多職種をつなぐ「生活情報の構造化」:在宅緩和ケアを得意とする私たち桔梗会にとって最も魅力的なのが、地域連携室で行われるケアマネジャーやご家族との面談音声の自動整理機能です。単なる病名だけでなく、「主訴」「家族構成・経済状況等の背景」「見えない不安などのペインポイント」「合意事項」「ToDoリスト」の6つの切り口にAIが瞬時に構造化してくれるため、多職種間での引き継ぎミスを完璧に防ぎます。

AI Hippo WEBサイトより引用

 

『NEXT Stage Document Assistant』:医師が作ったアルゴリズムで精度を高める

救急医療DXのフロントランナーであるTXP Medical株式会社が開発した「NEXT Stage Document Assistant (NSDA)」は、医療文書としての「正確性」に極限までこだわったツールです。

機能と特徴

開発を主導しているのは、臨床現場の実情を深く理解している現役の「医師エンジニア」たちです。生成AIだけに文章作成を丸投げするのではなく、同社オリジナルの「医師アルゴリズム(医療論理のルールベース)」と生成AIを組み合わせることで、ハルシネーション(AIの誤情報)を完全に制御し、プロの臨床医がそのまま署名できるクオリティの紹介状や退院サマリーを出力します。

導入事例

横須賀共済病院と亀田総合病院(計1,700床規模)における実用トライアルが開始されました。

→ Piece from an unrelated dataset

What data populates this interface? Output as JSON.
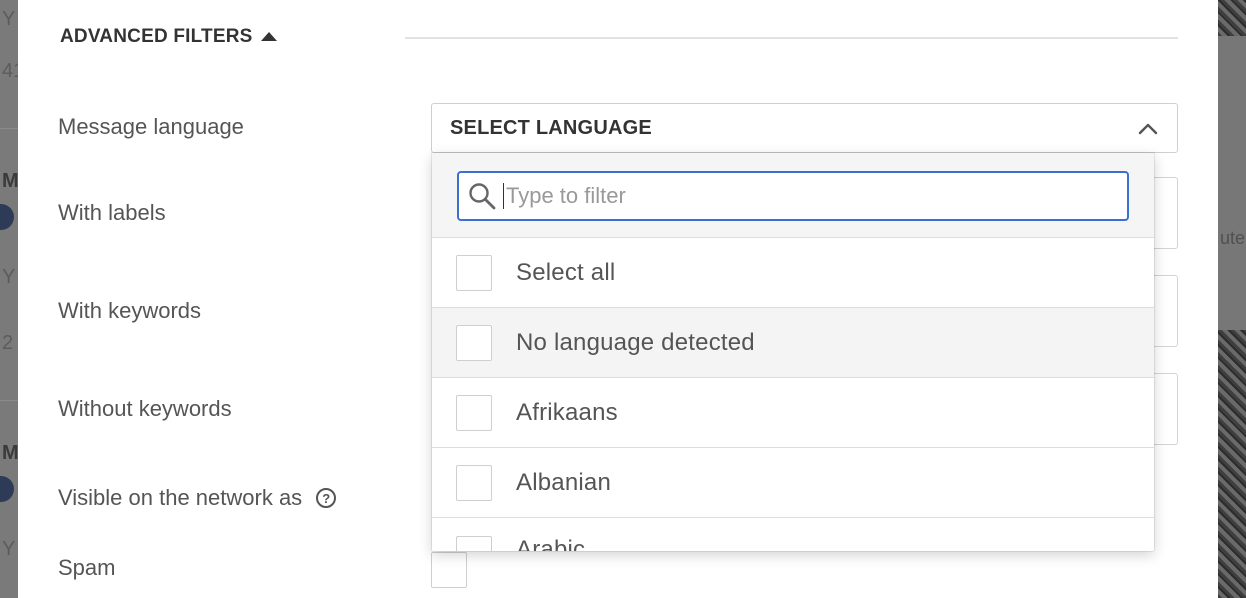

長期に及ぶ複雑な入院患者様の診療経過記録から、紹介状(診療情報提供書)がわずか数秒で自動生成されるのを目の当たりにし、現場の病院長は「医療従事者が事務作業から解放され、スペシャリストとしての力を発揮する環境が整った」と強い手応えを語っています。

NEXT Stage Document Assistant WEBサイトより引用

 

『AIチャート byGMO』:個人クリニックの常識を変える、無料のオールインワンAIカルテ

IT大手のGMOインターネットグループ(GMOヘルステック株式会社)が提供する「AIチャート byGMO(ヘルステックONEに内包)」は、生成AIのパワーを最初からコアとして組み込んだ、画期的なレセコン一体型クラウド電子カルテです。

機能と特徴

驚くべきことに、初期費用0円、月額利用料0円(保険診療時の決済手数料2%のみの従量モデル)という、これまでの医療システムの常識を覆す料金設計で提供されています。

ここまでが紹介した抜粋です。